Imran Shahid, 37, wanted a £6000 payout from the Scottish Government and a declaration that his treatment was unlawful after he spent almost five years away from the mainstream prison population.
Shahid was ordered to serve a minimum jail term of 25 years under a life sentence after he was convicted in 2006 of the racially motivated murder of 15-year-old Kriss Donald in Glasgow.
He raised a claim maintaining the decisions to keep him virtually continuously segregated between October 2005 and August 2010 violated his rights under articles of the European Convention on Human Rights protecting against torture and cruel punishment and the right to private life.
The bid was originally rejected in 2011 at the Court of Session in Edinburgh, but the case was appealed and three judges at the court yesterday refused the latest legal challenge.
Lord Drummond Young, who heard the appeal with Lord Menzies and Lord Wheatley, said: "The simple fact is that continuing threats to his personal safety were made. In those circumstances there was no alternative to segregation."

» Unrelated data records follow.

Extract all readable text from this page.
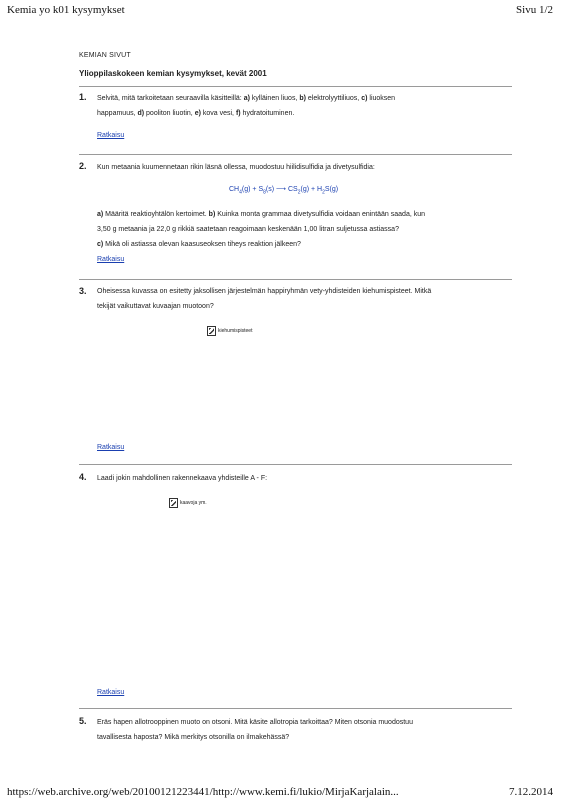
Kemia yo k01 kysymykset	Sivu 1/2
KEMIAN SIVUT
Ylioppilaskokeen kemian kysymykset, kevät 2001
1. Selvitä, mitä tarkoitetaan seuraavilla käsitteillä: a) kylläinen liuos, b) elektrolyyttiliuos, c) liuoksen
happamuus, d) pooliton liuotin, e) kova vesi, f) hydratoituminen.
Ratkaisu
2. Kun metaania kuumennetaan rikin läsnä ollessa, muodostuu hiilidisulfidia ja divetysulfidia:
$CH_4(g) + S_8(s)$ ⟶ $CS_2(g) + H_2S(g)$
a) Määritä reaktioyhtälön kertoimet. b) Kuinka monta grammaa divetysulfidia voidaan enintään saada, kun
3,50 g metaania ja 22,0 g rikkiä saatetaan reagoimaan keskenään 1,00 litran suljetussa astiassa?
c) Mikä oli astiassa olevan kaasuseoksen tiheys reaktion jälkeen?
Ratkaisu
3. Oheisessa kuvassa on esitetty jaksollisen järjestelmän happiryhmän vety-yhdisteiden kiehumispisteet. Mitkä
tekijät vaikuttavat kuvaajan muotoon?
kiehumispisteet
Ratkaisu
4. Laadi jokin mahdollinen rakennekaava yhdisteille A - F:
kaavoja ym.
Ratkaisu
5. Eräs hapen allotrooppinen muoto on otsoni. Mitä käsite allotropia tarkoittaa? Miten otsonia muodostuu
tavallisesta haposta? Mikä merkitys otsonilla on ilmakehässä?
https://web.archive.org/web/20100121223441/http://www.kemi.fi/lukio/MirjaKarjalain...	7.12.2014
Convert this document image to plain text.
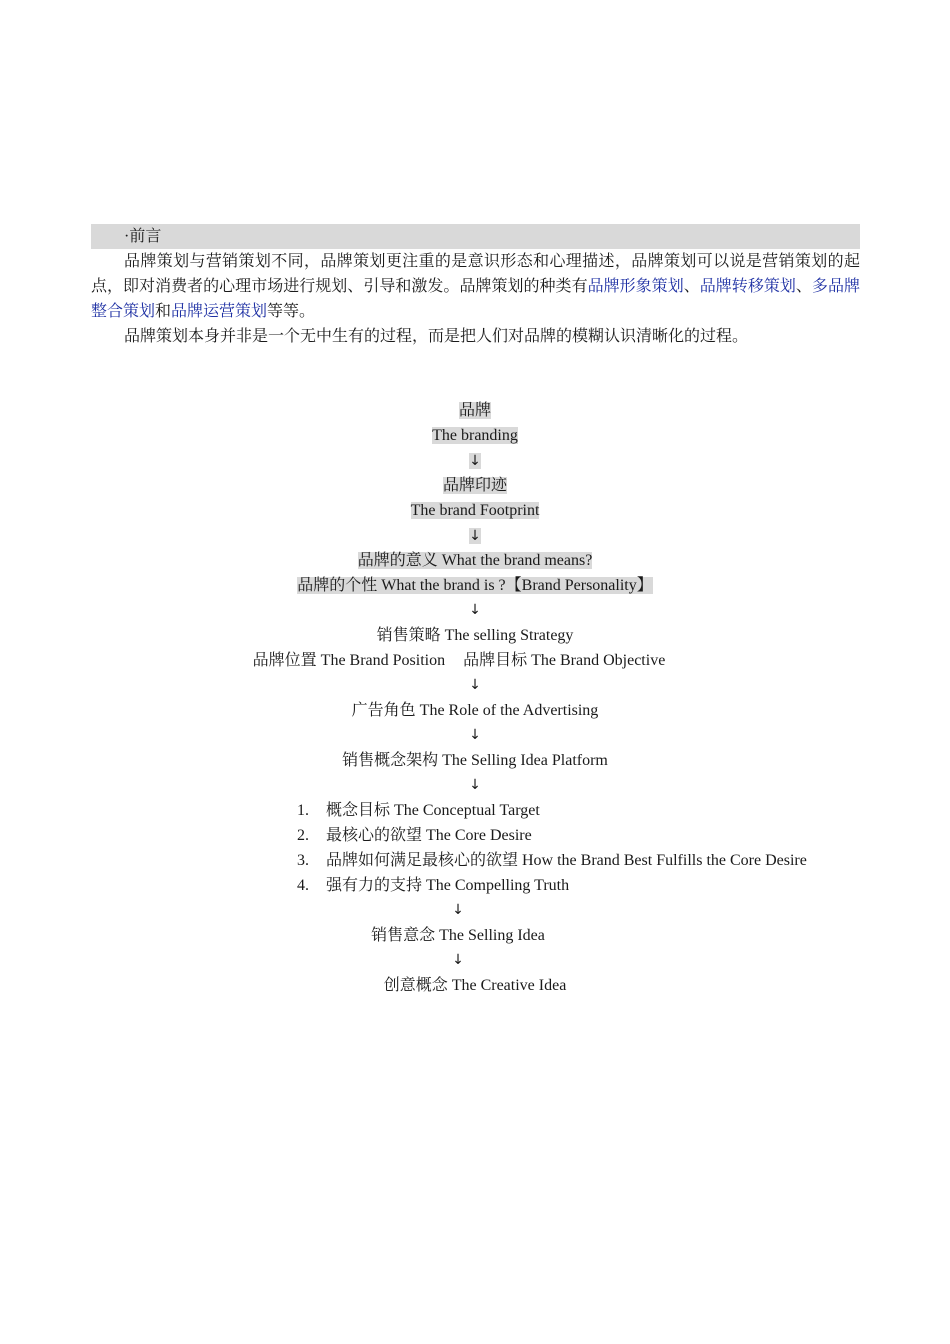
·前言

品牌策划与营销策划不同，品牌策划更注重的是意识形态和心理描述，品牌策划可以说是营销策划的起点，即对消费者的心理市场进行规划、引导和激发。品牌策划的种类有品牌形象策划、品牌转移策划、多品牌整合策划和品牌运营策划等等。

品牌策划本身并非是一个无中生有的过程，而是把人们对品牌的模糊认识清晰化的过程。

品牌
The branding
↓
品牌印迹
The brand Footprint
↓
品牌的意义 What the brand means?
品牌的个性 What the brand is ?【Brand Personality】
↓
销售策略 The selling Strategy
品牌位置 The Brand Position 品牌目标 The Brand Objective
↓
广告角色 The Role of the Advertising
↓
销售概念架构 The Selling Idea Platform
↓
1. 概念目标 The Conceptual Target
2. 最核心的欲望 The Core Desire
3. 品牌如何满足最核心的欲望 How the Brand Best Fulfills the Core Desire
4. 强有力的支持 The Compelling Truth
↓
销售意念 The Selling Idea
↓
创意概念 The Creative Idea
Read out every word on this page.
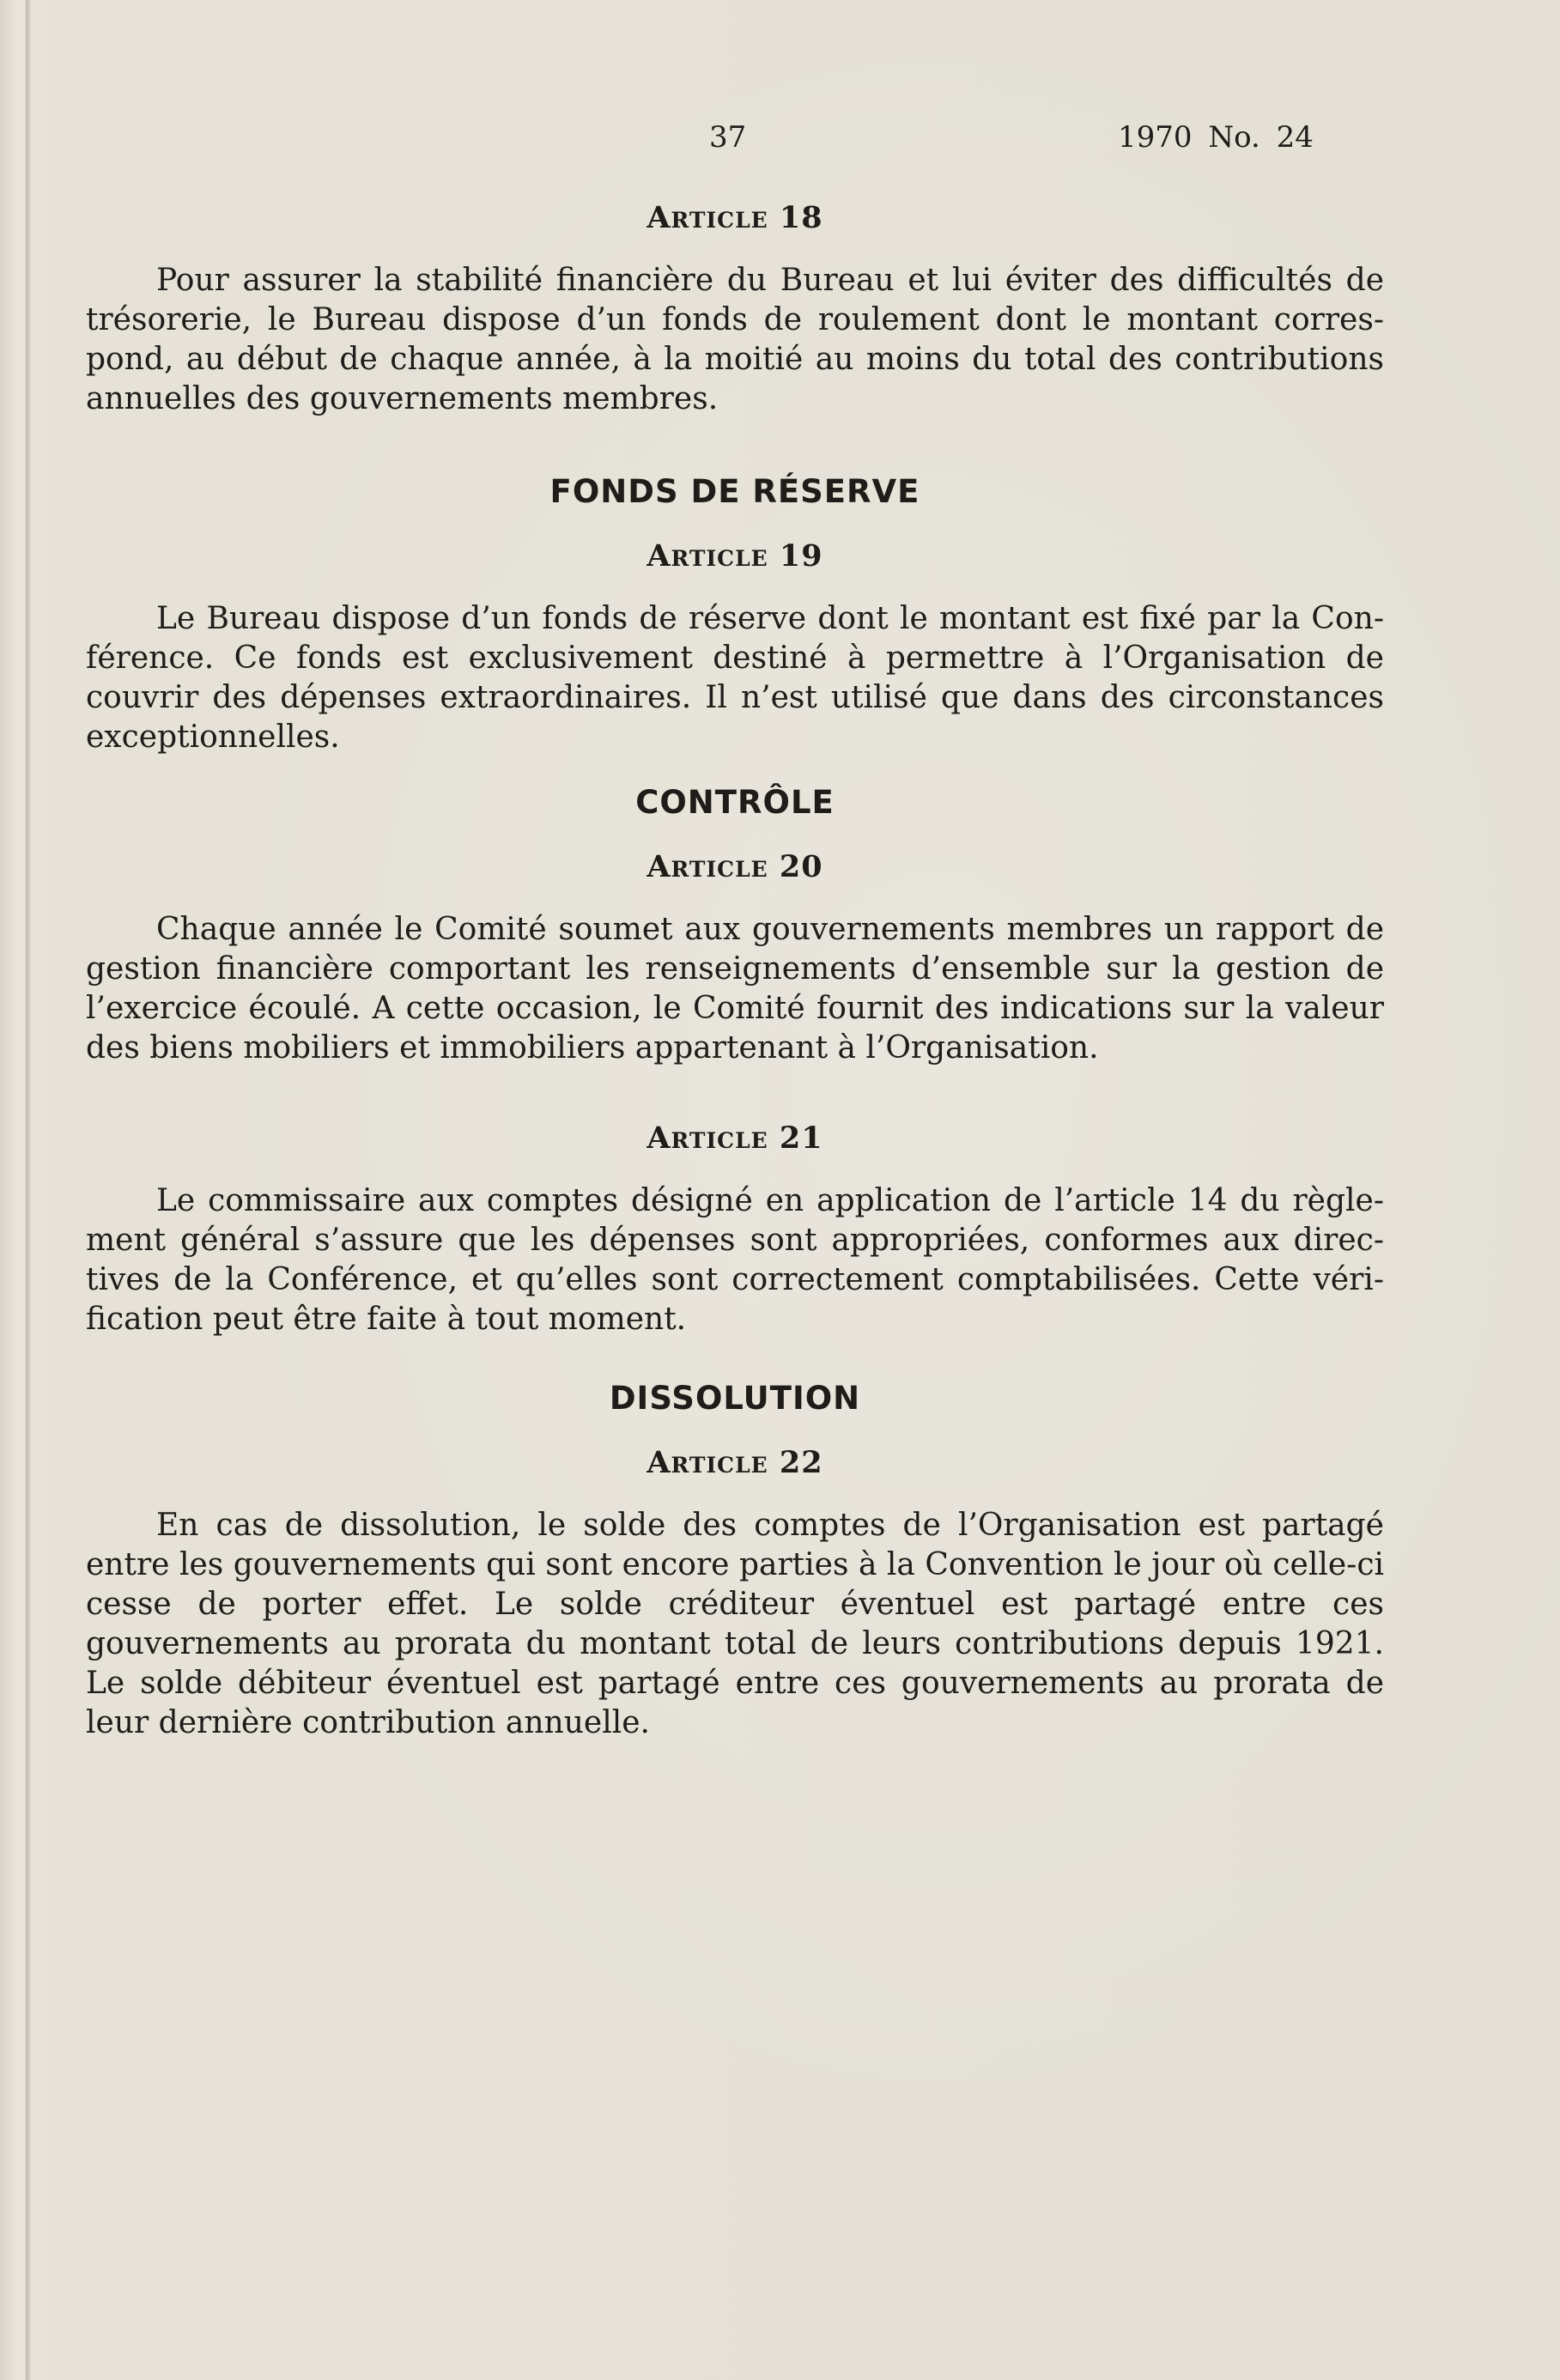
37	1970 No. 24
Article 18

Pour assurer la stabilité financière du Bureau et lui éviter des difficultés de trésorerie, le Bureau dispose d’un fonds de roulement dont le montant correspond, au début de chaque année, à la moitié au moins du total des contributions annuelles des gouvernements membres.

FONDS DE RÉSERVE
Article 19

Le Bureau dispose d’un fonds de réserve dont le montant est fixé par la Conférence. Ce fonds est exclusivement destiné à permettre à l’Organisation de couvrir des dépenses extraordinaires. Il n’est utilisé que dans des circonstances exceptionnelles.

CONTRÔLE
Article 20

Chaque année le Comité soumet aux gouvernements membres un rapport de gestion financière comportant les renseignements d’ensemble sur la gestion de l’exercice écoulé. A cette occasion, le Comité fournit des indications sur la valeur des biens mobiliers et immobiliers appartenant à l’Organisation.

Article 21

Le commissaire aux comptes désigné en application de l’article 14 du règlement général s’assure que les dépenses sont appropriées, conformes aux directives de la Conférence, et qu’elles sont correctement comptabilisées. Cette vérification peut être faite à tout moment.

DISSOLUTION
Article 22

En cas de dissolution, le solde des comptes de l’Organisation est partagé entre les gouvernements qui sont encore parties à la Convention le jour où celle-ci cesse de porter effet. Le solde créditeur éventuel est partagé entre ces gouvernements au prorata du montant total de leurs contributions depuis 1921. Le solde débiteur éventuel est partagé entre ces gouvernements au prorata de leur dernière contribution annuelle.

He said it was clear from evidence available to the prison authorities that "serious threats of harm" to Shahid had been made by other prisoners.
One report from 2006 said prisoners at Glenochil jail in Clackmannanshire had warned that if any of the schoolboy's murderers were housed there they would be murdered, and "there would be a queue of prisoners wanting to do it".
Lord Drummond Young said the appeal judges were "quite satisfied that adequate grounds existed for the continued segregation".
Shahid was jailed with others after Kriss Donald was abducted in Glasgow in March 2004 and subjected to a terrifying journey before being stabbed and set on fire.